Aktivitas Gunung Semeru (Foto: Balai Besar TNBTS)

KBRN, Malang: Balai Besar Taman Nasional Bromo Tengger Semeru (BB TNBTS) menutup sementara pendakian ke Gunung Semeru. Hal itu setelah adanya laporan aktivitas vulkanologi Gunung Semeru oleh Pos Gunung Api (PGA) di Gunung Sawur Kabupaten Lumajang per tanggal 28 November. 

Dalam laporan itu, terdapat aktivitas letusan dan guguran lava pijar. Letusan teramati 3 kali dengan tinggi asap kurang lebih 100 meter dengan warna asap putih tebal yang condong ke arah barat daya. Guguran dan lava pijar teramati 13 kali dengan jarak luncur kurang lebih 500-1000 meter dari ujung lidah ke arah Besuk Kobokan.

“Berdasarkan laporan tersebut, BB TNBTS menutup sementara pendakian ke Gunung Semeru per tanggal 30 November sampai dengan batas yang belum ditentukan. Keputusan ini dilakukan dengan mengutamakan kepentingan keselamatan jiwa pendaki,” ungkap Kepala Subbagian Data Evaluasi Pelaporan dan Humas BB TNBTS, Sarif Hidayat, Senin (30/11/2020).

Ia mengungkapkan, BB TNBTS telah menurunkan tim untuk membantu melakukan evakuasi pendaki yang masih berada di kawasan Gunung Semeru.

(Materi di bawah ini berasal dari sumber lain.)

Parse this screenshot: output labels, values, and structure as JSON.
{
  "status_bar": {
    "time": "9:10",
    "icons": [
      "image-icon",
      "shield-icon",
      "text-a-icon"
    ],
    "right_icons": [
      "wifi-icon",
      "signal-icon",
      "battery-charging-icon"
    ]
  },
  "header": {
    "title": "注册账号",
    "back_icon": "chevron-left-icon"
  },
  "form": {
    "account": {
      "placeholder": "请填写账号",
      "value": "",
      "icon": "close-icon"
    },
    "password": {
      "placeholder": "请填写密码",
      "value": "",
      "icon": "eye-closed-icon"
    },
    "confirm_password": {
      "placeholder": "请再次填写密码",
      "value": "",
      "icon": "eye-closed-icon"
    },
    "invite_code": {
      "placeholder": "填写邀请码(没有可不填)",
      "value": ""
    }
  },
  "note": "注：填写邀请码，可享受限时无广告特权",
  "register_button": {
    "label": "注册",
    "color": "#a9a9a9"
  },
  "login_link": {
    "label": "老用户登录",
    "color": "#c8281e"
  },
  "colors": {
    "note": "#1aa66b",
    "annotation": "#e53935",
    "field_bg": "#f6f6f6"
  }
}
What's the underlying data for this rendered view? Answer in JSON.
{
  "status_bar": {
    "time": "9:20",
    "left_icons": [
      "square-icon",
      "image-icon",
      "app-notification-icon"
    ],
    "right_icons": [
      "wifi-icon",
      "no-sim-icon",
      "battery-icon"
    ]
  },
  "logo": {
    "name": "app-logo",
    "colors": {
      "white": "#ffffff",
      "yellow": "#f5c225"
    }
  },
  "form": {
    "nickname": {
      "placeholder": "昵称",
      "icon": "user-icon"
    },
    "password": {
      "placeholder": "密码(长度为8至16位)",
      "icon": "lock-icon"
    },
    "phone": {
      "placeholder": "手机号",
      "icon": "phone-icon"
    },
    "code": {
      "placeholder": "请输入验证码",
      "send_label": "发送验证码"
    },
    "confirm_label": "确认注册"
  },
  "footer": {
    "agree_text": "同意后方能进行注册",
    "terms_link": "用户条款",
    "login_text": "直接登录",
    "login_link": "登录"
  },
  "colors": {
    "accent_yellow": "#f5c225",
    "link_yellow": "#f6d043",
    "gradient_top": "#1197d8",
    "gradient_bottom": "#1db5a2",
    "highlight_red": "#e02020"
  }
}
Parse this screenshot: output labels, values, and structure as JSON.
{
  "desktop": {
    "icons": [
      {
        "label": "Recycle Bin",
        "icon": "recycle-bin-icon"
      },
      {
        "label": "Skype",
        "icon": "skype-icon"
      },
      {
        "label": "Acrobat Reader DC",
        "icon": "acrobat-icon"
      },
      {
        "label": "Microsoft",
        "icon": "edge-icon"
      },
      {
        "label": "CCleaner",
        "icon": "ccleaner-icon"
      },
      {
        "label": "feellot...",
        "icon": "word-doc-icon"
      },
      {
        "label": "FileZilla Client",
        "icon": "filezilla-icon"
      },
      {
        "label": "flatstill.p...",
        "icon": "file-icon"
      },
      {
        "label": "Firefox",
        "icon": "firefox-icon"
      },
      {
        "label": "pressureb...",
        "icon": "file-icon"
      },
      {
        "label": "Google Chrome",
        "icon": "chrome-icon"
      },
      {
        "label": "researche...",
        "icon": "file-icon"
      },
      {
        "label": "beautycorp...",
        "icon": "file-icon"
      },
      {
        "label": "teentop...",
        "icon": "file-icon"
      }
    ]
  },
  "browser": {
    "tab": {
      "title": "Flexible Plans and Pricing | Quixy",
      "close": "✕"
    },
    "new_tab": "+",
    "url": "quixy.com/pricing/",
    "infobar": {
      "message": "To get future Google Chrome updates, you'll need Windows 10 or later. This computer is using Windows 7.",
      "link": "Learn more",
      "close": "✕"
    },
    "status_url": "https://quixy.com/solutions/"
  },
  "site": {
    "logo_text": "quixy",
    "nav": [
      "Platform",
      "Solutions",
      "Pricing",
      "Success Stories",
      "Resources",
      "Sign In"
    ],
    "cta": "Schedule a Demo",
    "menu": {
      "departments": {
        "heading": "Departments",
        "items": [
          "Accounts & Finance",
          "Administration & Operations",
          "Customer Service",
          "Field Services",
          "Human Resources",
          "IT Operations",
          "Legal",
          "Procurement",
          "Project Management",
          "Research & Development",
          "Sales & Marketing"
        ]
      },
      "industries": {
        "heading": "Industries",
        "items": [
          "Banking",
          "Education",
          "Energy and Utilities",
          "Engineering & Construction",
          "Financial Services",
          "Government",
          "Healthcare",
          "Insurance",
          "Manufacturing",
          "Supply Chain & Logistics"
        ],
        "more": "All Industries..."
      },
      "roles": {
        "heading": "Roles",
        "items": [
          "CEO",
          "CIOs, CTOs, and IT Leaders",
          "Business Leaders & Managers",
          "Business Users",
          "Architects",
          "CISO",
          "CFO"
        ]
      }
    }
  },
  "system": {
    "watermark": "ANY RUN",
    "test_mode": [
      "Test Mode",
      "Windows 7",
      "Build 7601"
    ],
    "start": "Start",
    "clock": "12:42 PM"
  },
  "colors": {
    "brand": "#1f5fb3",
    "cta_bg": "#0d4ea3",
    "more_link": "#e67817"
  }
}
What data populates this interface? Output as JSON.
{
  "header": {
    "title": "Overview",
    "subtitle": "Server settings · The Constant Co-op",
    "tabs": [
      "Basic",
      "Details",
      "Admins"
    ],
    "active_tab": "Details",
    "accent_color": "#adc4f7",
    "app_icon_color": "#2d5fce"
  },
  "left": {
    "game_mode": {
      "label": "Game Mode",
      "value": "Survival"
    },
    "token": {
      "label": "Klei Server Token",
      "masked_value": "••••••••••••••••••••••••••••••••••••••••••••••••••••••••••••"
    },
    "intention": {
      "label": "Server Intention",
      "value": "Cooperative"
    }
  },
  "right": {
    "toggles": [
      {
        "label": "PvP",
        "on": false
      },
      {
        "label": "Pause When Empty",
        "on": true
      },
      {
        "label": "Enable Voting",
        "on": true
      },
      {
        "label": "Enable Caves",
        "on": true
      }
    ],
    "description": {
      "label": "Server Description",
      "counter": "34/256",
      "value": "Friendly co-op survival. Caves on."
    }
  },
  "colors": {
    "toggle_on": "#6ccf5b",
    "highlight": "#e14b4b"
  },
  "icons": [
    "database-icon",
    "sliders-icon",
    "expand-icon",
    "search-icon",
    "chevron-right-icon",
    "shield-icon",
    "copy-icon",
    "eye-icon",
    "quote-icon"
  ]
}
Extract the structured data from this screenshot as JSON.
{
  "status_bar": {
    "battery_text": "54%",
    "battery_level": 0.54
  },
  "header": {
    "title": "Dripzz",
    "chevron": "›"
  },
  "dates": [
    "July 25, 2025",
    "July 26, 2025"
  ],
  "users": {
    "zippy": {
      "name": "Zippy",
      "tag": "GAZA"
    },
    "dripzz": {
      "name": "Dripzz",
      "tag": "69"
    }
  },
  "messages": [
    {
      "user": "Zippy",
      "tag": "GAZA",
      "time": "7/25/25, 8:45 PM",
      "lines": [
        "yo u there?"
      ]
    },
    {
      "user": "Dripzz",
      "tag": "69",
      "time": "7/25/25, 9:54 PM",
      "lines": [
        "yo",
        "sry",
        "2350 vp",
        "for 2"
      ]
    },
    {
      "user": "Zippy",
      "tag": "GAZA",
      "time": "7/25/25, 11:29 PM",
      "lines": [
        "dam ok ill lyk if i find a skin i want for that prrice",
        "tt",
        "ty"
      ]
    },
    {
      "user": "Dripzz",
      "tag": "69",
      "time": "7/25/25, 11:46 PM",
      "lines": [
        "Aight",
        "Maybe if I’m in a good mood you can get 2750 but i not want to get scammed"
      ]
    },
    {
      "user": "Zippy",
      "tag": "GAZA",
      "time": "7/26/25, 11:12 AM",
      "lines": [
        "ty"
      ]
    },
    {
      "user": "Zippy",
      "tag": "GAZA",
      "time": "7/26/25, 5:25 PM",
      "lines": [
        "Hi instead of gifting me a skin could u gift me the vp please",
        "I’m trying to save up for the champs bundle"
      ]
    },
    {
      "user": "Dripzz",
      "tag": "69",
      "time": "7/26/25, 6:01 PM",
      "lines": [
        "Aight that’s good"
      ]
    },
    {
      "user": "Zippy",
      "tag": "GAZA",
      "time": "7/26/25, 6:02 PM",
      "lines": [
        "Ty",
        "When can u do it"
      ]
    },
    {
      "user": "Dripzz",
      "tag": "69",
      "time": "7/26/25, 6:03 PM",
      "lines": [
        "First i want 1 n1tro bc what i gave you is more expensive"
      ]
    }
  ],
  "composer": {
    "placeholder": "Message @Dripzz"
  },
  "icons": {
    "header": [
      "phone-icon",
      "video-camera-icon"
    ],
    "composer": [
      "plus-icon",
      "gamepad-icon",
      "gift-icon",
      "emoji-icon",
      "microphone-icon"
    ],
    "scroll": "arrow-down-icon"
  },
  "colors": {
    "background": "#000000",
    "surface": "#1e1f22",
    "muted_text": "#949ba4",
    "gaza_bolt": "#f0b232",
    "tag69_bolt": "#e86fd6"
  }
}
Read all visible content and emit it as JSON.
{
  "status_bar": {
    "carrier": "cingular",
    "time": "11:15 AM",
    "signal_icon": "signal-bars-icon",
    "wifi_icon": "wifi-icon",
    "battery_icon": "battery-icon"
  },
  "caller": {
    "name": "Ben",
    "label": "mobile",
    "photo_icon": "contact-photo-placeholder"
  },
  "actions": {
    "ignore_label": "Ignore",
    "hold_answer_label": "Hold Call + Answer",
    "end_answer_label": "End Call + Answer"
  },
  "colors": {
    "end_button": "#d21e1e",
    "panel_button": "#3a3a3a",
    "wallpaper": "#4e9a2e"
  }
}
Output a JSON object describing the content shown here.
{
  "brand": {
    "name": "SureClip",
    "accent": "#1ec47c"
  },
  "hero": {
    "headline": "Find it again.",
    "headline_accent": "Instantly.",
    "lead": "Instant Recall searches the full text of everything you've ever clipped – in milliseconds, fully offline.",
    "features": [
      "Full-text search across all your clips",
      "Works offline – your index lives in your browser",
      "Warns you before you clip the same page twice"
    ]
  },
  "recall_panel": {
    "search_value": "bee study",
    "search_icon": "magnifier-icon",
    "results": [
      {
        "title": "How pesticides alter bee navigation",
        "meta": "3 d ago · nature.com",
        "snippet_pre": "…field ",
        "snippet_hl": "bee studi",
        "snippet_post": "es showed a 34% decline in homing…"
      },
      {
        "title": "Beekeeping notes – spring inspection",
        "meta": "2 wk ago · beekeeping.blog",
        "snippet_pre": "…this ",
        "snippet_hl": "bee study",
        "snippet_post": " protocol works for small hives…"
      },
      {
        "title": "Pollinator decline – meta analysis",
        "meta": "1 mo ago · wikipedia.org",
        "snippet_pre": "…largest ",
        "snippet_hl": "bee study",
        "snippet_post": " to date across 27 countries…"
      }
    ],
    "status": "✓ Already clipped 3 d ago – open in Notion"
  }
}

Tim itu juga melakukan penyisiran untuk memastikan kawasan Gunung Semeru steril dari pendaki.

“Kita ambil upaya preventif untuk keselematam jiwa pendaki. Harapannya semua pendaki hari ini sudah balik semua. Di masa pandemi, kebijakannya pendakian memang hanya dua hari satu malam,” katanya.

Meski pendakian ke Gunung Semeru ditutup sementara, namun wisata ke Gunung Bromo tetap dibuka seperti biasa, namun menerapkan protokol kesehatan dan kuota pendakian. 

“Alhamdulillah untuk Bromo sementara ini masih landai dan aman-aman saja,” tandasnya.